Patience ! D’autres vues se composeront dans le kaléidoscope où l’homme regarde l’univers. Nos contemporains extraient le charbon, métier pénible, au fond d’une vieille mine qu’ils croient avoir découverte et qu’ils ont simplement rouverte. D’autres générations referont avec ce minerai de la chaleur et de la lumière ; elles en retireront le soleil d’antan, prisonnier dans ces pierres noires.

L’Ecclésiaste avait déjà dit en quelques sentences brèves, sur le monde, l’homme et la femme, tout ce qu’il y a d’essentiel et en apparence de plus neuf dans les traités de Darwin, de Schopenhauer et de M. Alexandre Dumas.

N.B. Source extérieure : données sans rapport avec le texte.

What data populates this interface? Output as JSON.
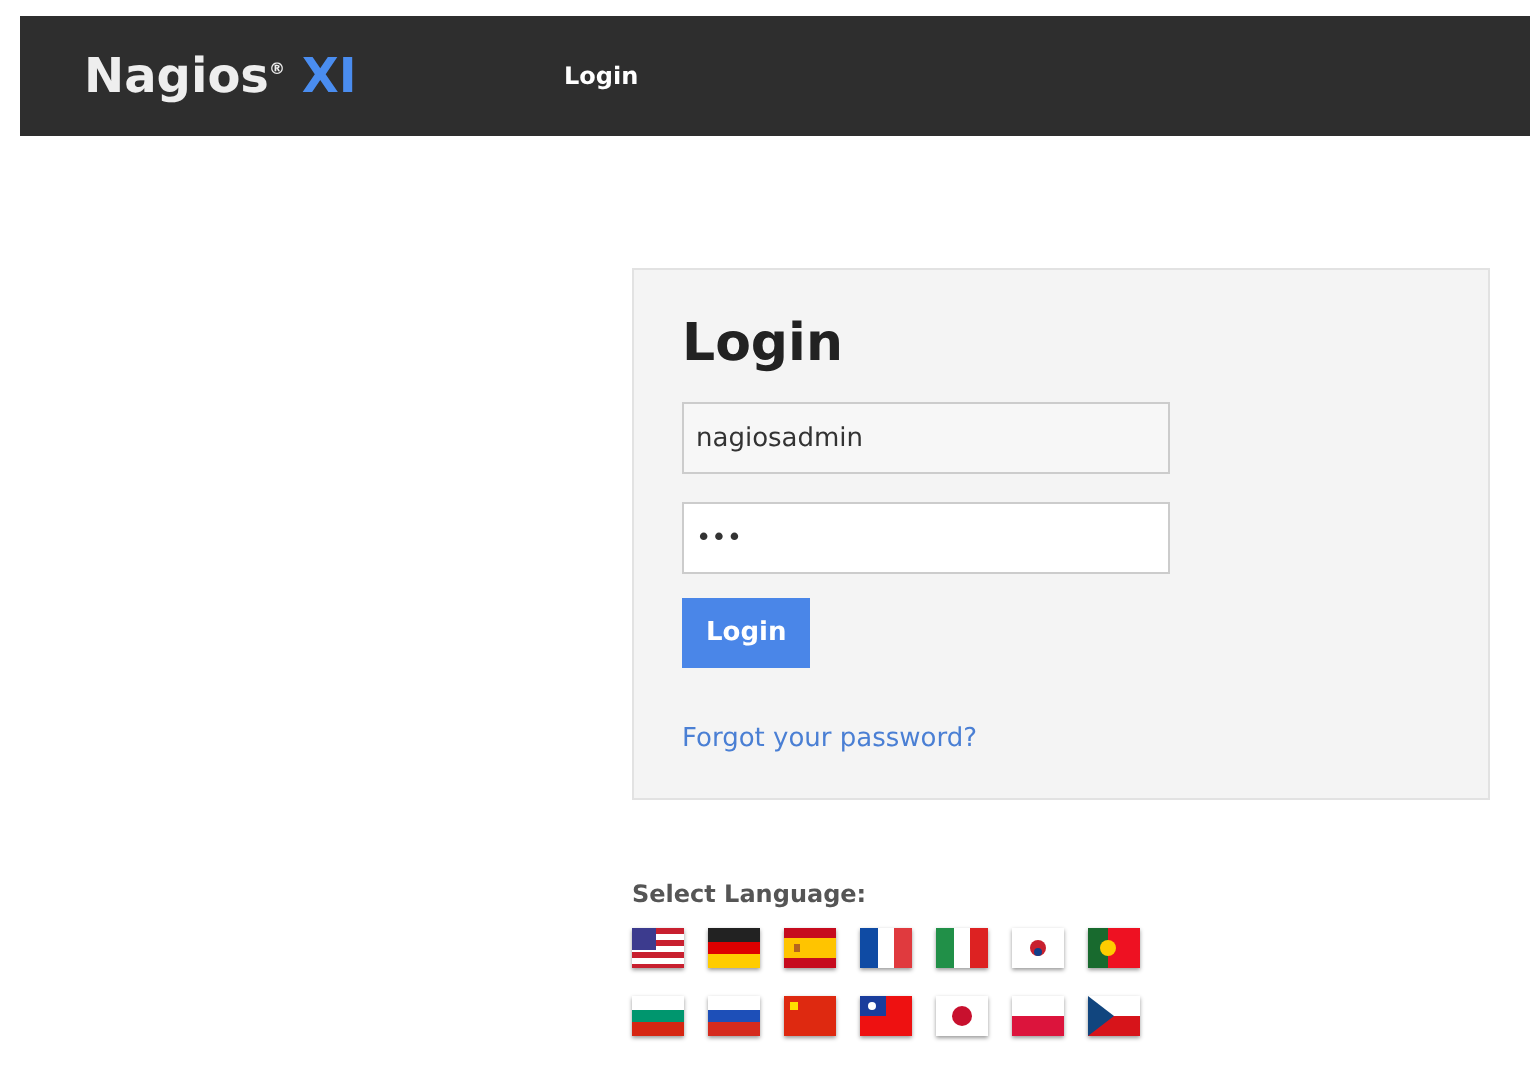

Et l’Ecclésiaste venait déjà trop tard pour revendiquer la priorité d’une observation consignée aux premières écritures, à savoir que l’homme est pris de tristesse soudaine dès qu’il a mordu au fruit de la science ou au fruit de la vie, après la connaissance et après l’amour. Or, depuis qu’Adam a fait ces deux expériences et que les psychologues d’Israël en ont observé les suites, les philosophies consolantes ou désolées se sont succédé en assez grand nombre. Patientons ! Au moment que nous mourrons, les philosophes à la mode et les états d’Ame de nos héritiers tourneront peut-être à la jovialité.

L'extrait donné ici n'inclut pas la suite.